Innovationsgabe, Courage und ein kritischer Blick
Sebastian Wörwag, Rektor der FHS St.Gallen, knüpfte in seiner Rede ebenfalls an Saint-Exupéry an. «Sie bauen jetzt in der Praxis Ihr eigenes Schiff.» In der heutigen Zeit brauche es dazu aber mehr als Fachkompetenz. «Es braucht Innovationsgabe, Courage und einen kritischen Blick.» Auch Erfahrung reiche alleine nicht mehr aus. Das zeige das Beispiel von Edward John Smith. Der Kapitän der Titanic habe trotz aller Erfahrung auf dem Meer eines nicht bedacht: Eisberge. «Sie können nicht innovativ sein, wenn Sie sich nur auf Ihre Erfahrung stützen. Sie müssen das nicht Denkbare denken können. Heute müssen Sie mit dem Unwahrscheinlichen rechnen.» Er riet den Diplomanden deshalb beim Bau ihres Schiffes das Scheitern im Blick zu behalten, Risiken einzubeziehen. «Dafür braucht es Courage. Haben Sie den Mut, aufzubrechen und Dinge anzupacken.

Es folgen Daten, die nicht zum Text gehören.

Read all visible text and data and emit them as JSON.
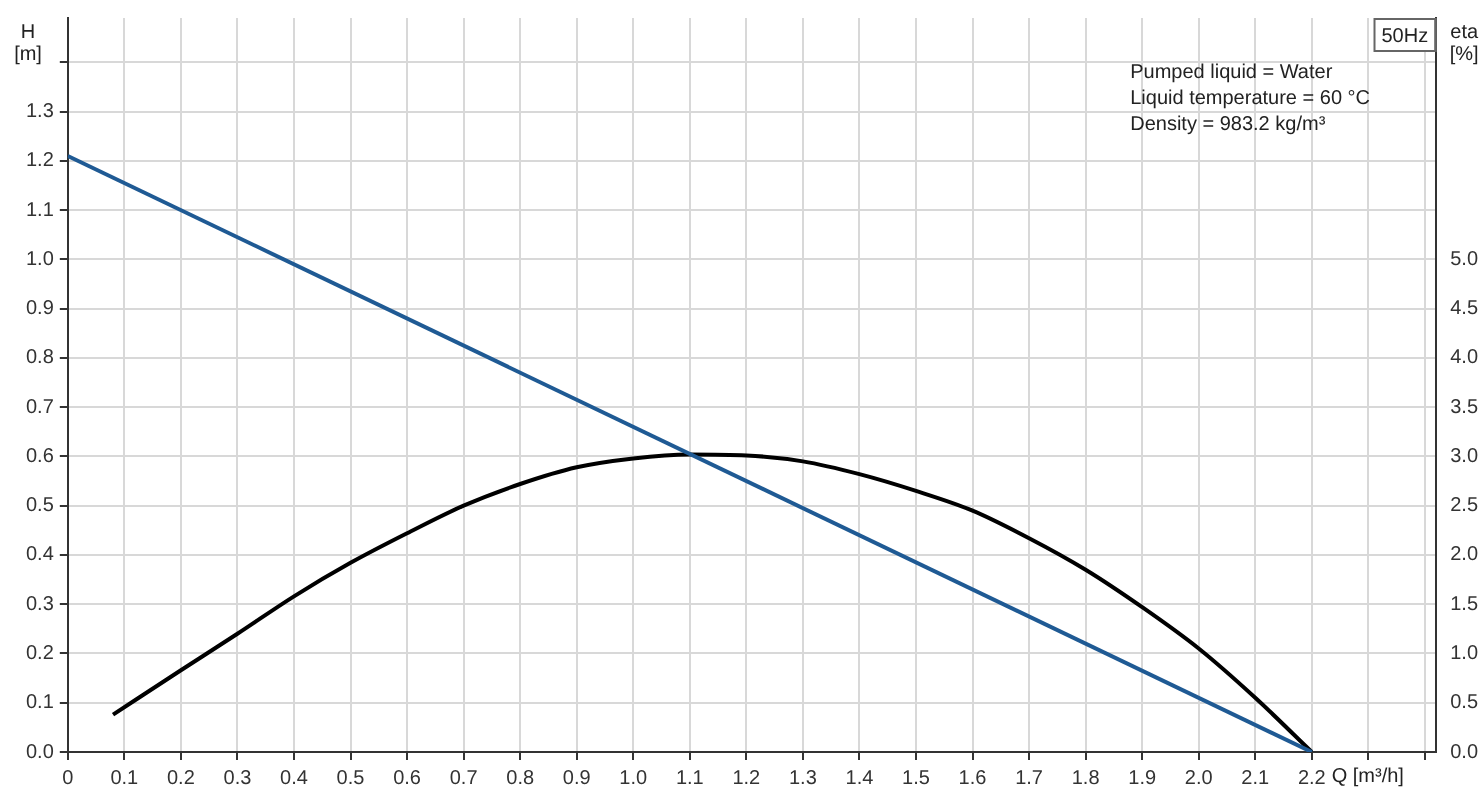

Wagen Sie Innovationen und seien Sie dabei ruhig etwas verrückt.»

Ratschläge aus der Praxis
In seiner Festrede gab Alfred Lichtensteiger, ehemaliger CEO der St.Galler DGS Druckgussstysteme AG und Beirat Technik an der FHS, Ratschläge, illustriert durch seine eigene, langjährige Erfahrung in der Industrie, mit auf den Weg in die Zukunft. «Ihr Abschluss ist nur der erste Schritt ins Berufsleben. Bleiben Sie lernfähig und offen für Neues. Seien Sie ehrgeizig, etwas bewegen zu wollen.» Er legte ihnen nahe, Zeit zu spenden und zuzuhören. Insbesondere den Kunden. «Stellen Sie mehr Fragen, anstelle selber Antworten zu geben, und schaffen Sie Kundennutzen.» Es reiche nicht, eine Vision zu haben. Diese müsse umgesetzt werden. «Hier sind Sie gefordert. Sie übernehmen die Brückenfunktion zwischen Technik und Markt. Füllen Sie Ihre Rolle so aus, dass alle begeistert sind.»

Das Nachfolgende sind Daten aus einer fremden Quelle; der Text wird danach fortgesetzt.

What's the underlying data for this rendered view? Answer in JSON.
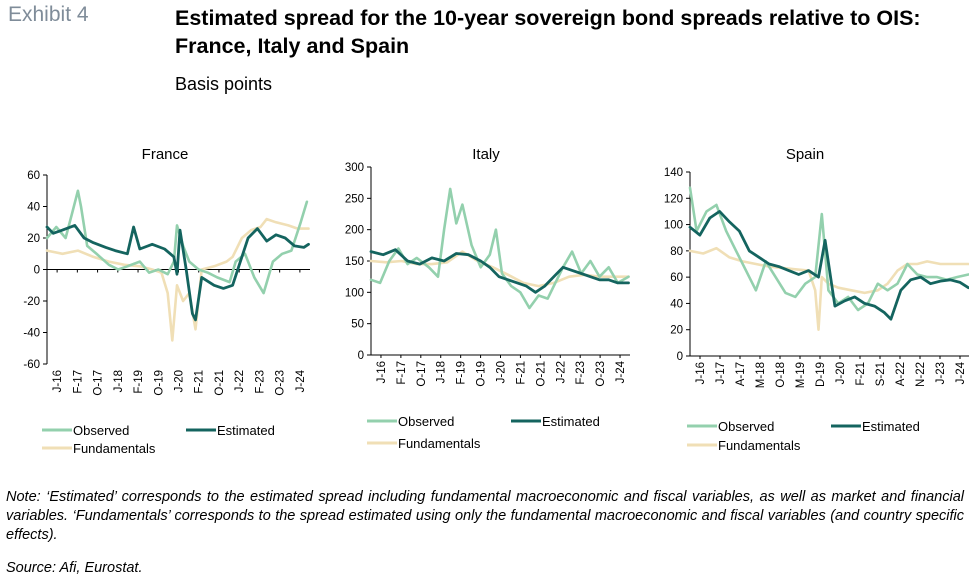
{
  "header": {
    "exhibit": "Exhibit 4",
    "title": "Estimated spread for the 10-year sovereign bond spreads relative to OIS: France, Italy and Spain",
    "subtitle": "Basis points"
  },
  "footer": {
    "note": "Note: ‘Estimated’ corresponds to the estimated spread including fundamental macroeconomic and fiscal variables, as well as market and financial variables. ‘Fundamentals’ corresponds to the spread estimated using only the fundamental macroeconomic and fiscal variables (and country specific effects).",
    "source": "Source: Afi, Eurostat."
  },
  "colors": {
    "observed": "#93d0ad",
    "estimated": "#14645f",
    "fundamentals": "#f0dfb6"
  },
  "chart_data": [
    {
      "type": "line",
      "title": "France",
      "ylim": [
        -60,
        60
      ],
      "yticks": [
        -60,
        -40,
        -20,
        0,
        20,
        40,
        60
      ],
      "xlim": [
        2016.0,
        2024.5
      ],
      "xticks": [
        "J-16",
        "F-17",
        "O-17",
        "J-18",
        "F-19",
        "O-19",
        "J-20",
        "F-21",
        "O-21",
        "J-22",
        "F-23",
        "O-23",
        "J-24"
      ],
      "legend": [
        "Observed",
        "Estimated",
        "Fundamentals"
      ],
      "series": [
        {
          "name": "Observed",
          "x": [
            2016.0,
            2016.3,
            2016.6,
            2016.8,
            2017.0,
            2017.1,
            2017.3,
            2017.6,
            2018.0,
            2018.3,
            2018.6,
            2019.0,
            2019.3,
            2019.6,
            2019.9,
            2020.1,
            2020.2,
            2020.4,
            2020.6,
            2020.9,
            2021.2,
            2021.5,
            2021.9,
            2022.1,
            2022.4,
            2022.7,
            2023.0,
            2023.3,
            2023.6,
            2023.9,
            2024.2,
            2024.4
          ],
          "values": [
            20,
            27,
            20,
            35,
            50,
            40,
            15,
            10,
            3,
            0,
            2,
            5,
            -2,
            0,
            -3,
            5,
            28,
            15,
            5,
            0,
            -2,
            -5,
            -8,
            5,
            10,
            -5,
            -15,
            5,
            10,
            12,
            30,
            43
          ]
        },
        {
          "name": "Estimated",
          "x": [
            2016.0,
            2016.2,
            2016.5,
            2016.9,
            2017.2,
            2017.5,
            2017.9,
            2018.2,
            2018.6,
            2018.8,
            2019.0,
            2019.4,
            2019.8,
            2020.1,
            2020.2,
            2020.3,
            2020.5,
            2020.7,
            2020.8,
            2021.0,
            2021.4,
            2021.7,
            2022.0,
            2022.2,
            2022.5,
            2022.8,
            2023.1,
            2023.4,
            2023.7,
            2024.0,
            2024.3,
            2024.45
          ],
          "values": [
            27,
            23,
            25,
            28,
            20,
            17,
            14,
            12,
            10,
            27,
            13,
            16,
            13,
            8,
            -3,
            25,
            0,
            -28,
            -32,
            -5,
            -10,
            -12,
            -10,
            2,
            20,
            26,
            18,
            22,
            20,
            15,
            14,
            16
          ]
        },
        {
          "name": "Fundamentals",
          "x": [
            2016.0,
            2016.5,
            2017.0,
            2017.5,
            2018.0,
            2018.5,
            2019.0,
            2019.4,
            2019.7,
            2019.9,
            2020.05,
            2020.2,
            2020.4,
            2020.6,
            2020.8,
            2021.0,
            2021.4,
            2021.8,
            2022.0,
            2022.3,
            2022.6,
            2022.9,
            2023.1,
            2023.4,
            2023.8,
            2024.1,
            2024.45
          ],
          "values": [
            12,
            10,
            12,
            8,
            5,
            3,
            2,
            0,
            -2,
            -15,
            -45,
            -10,
            -20,
            -15,
            -38,
            0,
            2,
            5,
            8,
            20,
            25,
            27,
            32,
            30,
            28,
            26,
            26
          ]
        }
      ]
    },
    {
      "type": "line",
      "title": "Italy",
      "ylim": [
        0,
        300
      ],
      "yticks": [
        0,
        50,
        100,
        150,
        200,
        250,
        300
      ],
      "xlim": [
        2016.0,
        2024.5
      ],
      "xticks": [
        "J-16",
        "F-17",
        "O-17",
        "J-18",
        "F-19",
        "O-19",
        "J-20",
        "F-21",
        "O-21",
        "J-22",
        "F-23",
        "O-23",
        "J-24"
      ],
      "legend": [
        "Observed",
        "Estimated",
        "Fundamentals"
      ],
      "series": [
        {
          "name": "Observed",
          "x": [
            2016.0,
            2016.3,
            2016.6,
            2016.9,
            2017.2,
            2017.5,
            2017.9,
            2018.2,
            2018.4,
            2018.6,
            2018.8,
            2019.0,
            2019.3,
            2019.6,
            2019.9,
            2020.1,
            2020.3,
            2020.6,
            2020.9,
            2021.2,
            2021.5,
            2021.8,
            2022.0,
            2022.3,
            2022.6,
            2022.9,
            2023.2,
            2023.5,
            2023.8,
            2024.1,
            2024.45
          ],
          "values": [
            120,
            115,
            150,
            170,
            145,
            155,
            140,
            125,
            200,
            265,
            210,
            240,
            175,
            140,
            160,
            200,
            130,
            110,
            100,
            75,
            95,
            90,
            110,
            140,
            165,
            130,
            150,
            125,
            140,
            115,
            125
          ]
        },
        {
          "name": "Estimated",
          "x": [
            2016.0,
            2016.4,
            2016.8,
            2017.2,
            2017.6,
            2018.0,
            2018.4,
            2018.8,
            2019.2,
            2019.6,
            2019.9,
            2020.2,
            2020.5,
            2020.8,
            2021.1,
            2021.4,
            2021.7,
            2022.0,
            2022.3,
            2022.6,
            2022.9,
            2023.2,
            2023.5,
            2023.8,
            2024.1,
            2024.45
          ],
          "values": [
            165,
            160,
            168,
            150,
            145,
            155,
            150,
            162,
            160,
            150,
            140,
            125,
            120,
            115,
            110,
            100,
            110,
            125,
            140,
            135,
            130,
            125,
            120,
            120,
            115,
            115
          ]
        },
        {
          "name": "Fundamentals",
          "x": [
            2016.0,
            2016.5,
            2017.0,
            2017.5,
            2018.0,
            2018.5,
            2019.0,
            2019.5,
            2020.0,
            2020.5,
            2021.0,
            2021.5,
            2022.0,
            2022.5,
            2023.0,
            2023.5,
            2024.0,
            2024.45
          ],
          "values": [
            150,
            148,
            150,
            145,
            145,
            148,
            165,
            150,
            140,
            128,
            115,
            110,
            115,
            125,
            128,
            125,
            125,
            125
          ]
        }
      ]
    },
    {
      "type": "line",
      "title": "Spain",
      "ylim": [
        0,
        140
      ],
      "yticks": [
        0,
        20,
        40,
        60,
        80,
        100,
        120,
        140
      ],
      "xlim": [
        2016.0,
        2024.5
      ],
      "xticks": [
        "J-16",
        "J-17",
        "A-17",
        "M-18",
        "O-18",
        "M-19",
        "D-19",
        "J-20",
        "F-21",
        "S-21",
        "A-22",
        "N-22",
        "J-23",
        "J-24"
      ],
      "legend": [
        "Observed",
        "Estimated",
        "Fundamentals"
      ],
      "series": [
        {
          "name": "Observed",
          "x": [
            2016.0,
            2016.2,
            2016.5,
            2016.8,
            2017.1,
            2017.4,
            2017.7,
            2018.0,
            2018.3,
            2018.6,
            2018.9,
            2019.2,
            2019.5,
            2019.8,
            2020.0,
            2020.2,
            2020.5,
            2020.8,
            2021.1,
            2021.4,
            2021.7,
            2022.0,
            2022.3,
            2022.6,
            2022.9,
            2023.2,
            2023.5,
            2023.8,
            2024.1,
            2024.45
          ],
          "values": [
            128,
            95,
            110,
            115,
            95,
            80,
            65,
            50,
            72,
            60,
            48,
            45,
            55,
            60,
            108,
            50,
            40,
            45,
            35,
            40,
            55,
            50,
            55,
            70,
            62,
            60,
            60,
            58,
            60,
            62
          ]
        },
        {
          "name": "Estimated",
          "x": [
            2016.0,
            2016.3,
            2016.6,
            2016.9,
            2017.2,
            2017.5,
            2017.8,
            2018.1,
            2018.4,
            2018.7,
            2019.0,
            2019.3,
            2019.6,
            2019.9,
            2020.1,
            2020.4,
            2020.7,
            2021.0,
            2021.3,
            2021.6,
            2021.9,
            2022.1,
            2022.4,
            2022.7,
            2023.0,
            2023.3,
            2023.6,
            2023.9,
            2024.2,
            2024.45
          ],
          "values": [
            98,
            92,
            105,
            110,
            102,
            95,
            80,
            75,
            70,
            68,
            65,
            62,
            65,
            60,
            88,
            38,
            42,
            45,
            40,
            38,
            33,
            28,
            50,
            58,
            60,
            55,
            57,
            58,
            56,
            52
          ]
        },
        {
          "name": "Fundamentals",
          "x": [
            2016.0,
            2016.4,
            2016.8,
            2017.2,
            2017.6,
            2018.0,
            2018.4,
            2018.8,
            2019.2,
            2019.6,
            2019.8,
            2019.9,
            2020.0,
            2020.2,
            2020.5,
            2020.9,
            2021.3,
            2021.7,
            2022.0,
            2022.3,
            2022.6,
            2022.9,
            2023.2,
            2023.6,
            2024.0,
            2024.45
          ],
          "values": [
            80,
            78,
            82,
            75,
            72,
            70,
            68,
            67,
            66,
            65,
            50,
            20,
            60,
            55,
            52,
            50,
            48,
            50,
            55,
            65,
            70,
            70,
            72,
            70,
            70,
            70
          ]
        }
      ]
    }
  ]
}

Auch die Diplomanden schauten auf ihre Studienzeit zurück. In einer markigen und unterhaltsamen Rede liessen Kathrin Aeschlimann und Michael Schmid die vergangenen drei Jahre mit humorvollen Anspielungen Revue passieren. Im Anschluss an die Diplomübergabe wurden Michael Schmid für die beste Bachelor-Arbeit, Sandro Rüttimann für den besten Gesamtabschluss und Mario Luzi, angehender Absolvent, aufgrund einer Umfrage unter allen Studenten als «wertvollster Student» ausgezeichnet. Die musikalische Umrahmung gestaltete die Band Superjam.